Tom Lynch was driving to Bardsea with his family when a cloud formation caught his eye near to Greenodd – and instantly he knew that he was going to witness something special.
Mr Lynch, who has been chasing storms for more than 20 years after getting the bug while living in Arkansas, quickly u-turned from the route he was taking and drove along country lanes towards Greenodd to get a clear view.
“I do a lot of storm chasing and the cloud looked very interesting and so I was very keen to get a good look,” said Mr Lynch, an operations manager with South Lakes Housing.

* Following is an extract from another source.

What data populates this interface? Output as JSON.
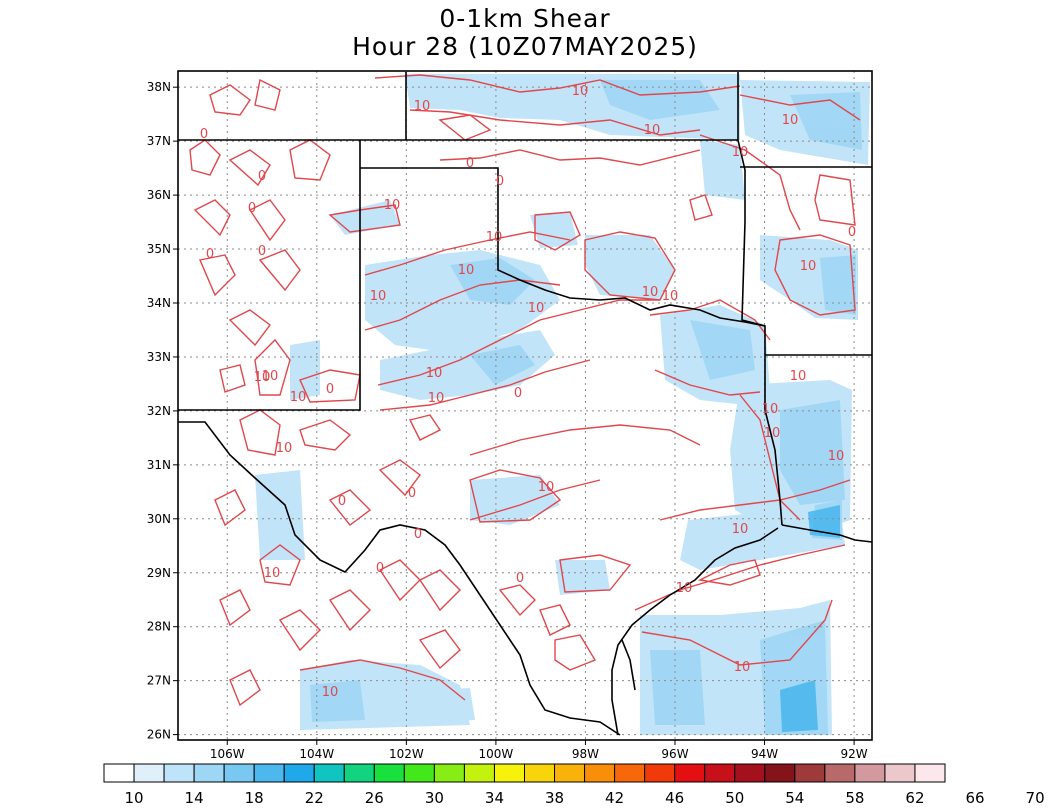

“The way that the weather was at the weekend I was looking out all the the time as there were cumulus clouds bubbling and storms developing all over the place.

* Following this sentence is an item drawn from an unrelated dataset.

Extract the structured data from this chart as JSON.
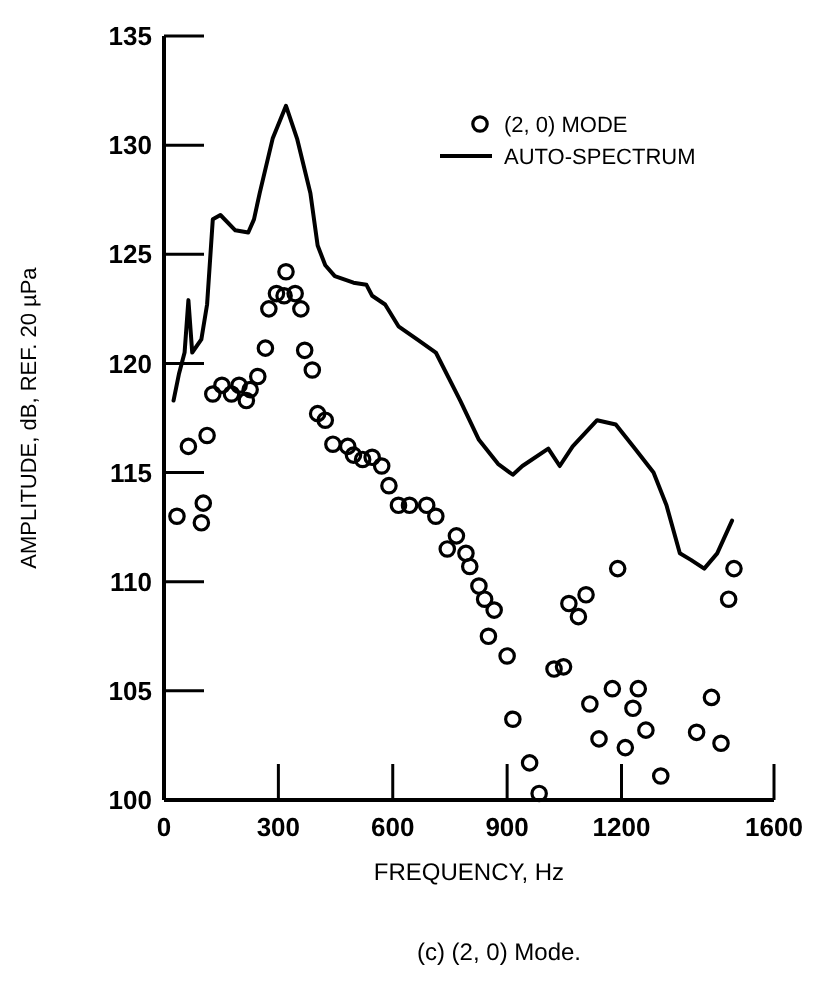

“We had decided to go out for the afternoon but I knew that I wanted to get near to the coast.
“When I saw the cloud I just had to follow it.”
He parked the car his wife and mother-in-law looked on from the car as the storm addict and his grandson Joshua videoed the seven-minute cloud, which formed into a supercell, a rotating cloud which gradually narrows and spins.
They usually give birth to a tornado and are the ‘mother’ of all thunderstorms.
He watched as a cone-shaped cloud turned into a funnel cloud – the early stage of a tornado – and grew to become a meso cyclone which are a rare sight in the UK.
“I believe the cloud did touch down over the water in Morecambe Bay and there would have been a circulation in the water, but unfortunately I did not see and so I can’t say that it was a tornado as I did not see it touch.”
He said that the cyclone would not have caused damage and described it as ‘marvellous’.
The previous day Mr Lynch captured a picture of lightening breaking over the land- scape at Kendal’s Scout Scar.
“Meso cyclones are pretty rare in this country - I was in seventh heaven when I watched it develop. I have never seen anything like it before in this country. I feel very lucky to have seen it,” said Mr Lynch, of Stainbank Road, who has spent the past 12 years chasing storms.
He is also a guide driver in the US during the tornado season.
The most impressive storm he said had ever witnessed was in 2006 at Greensburg in Kansas.
“I love storms because it is nature at its most magnificent and chasing them and going where the weather is, is exciting.”
Meterologist Rory Ogorman said that the meso cyclone was an ‘amazing’ event in the UK.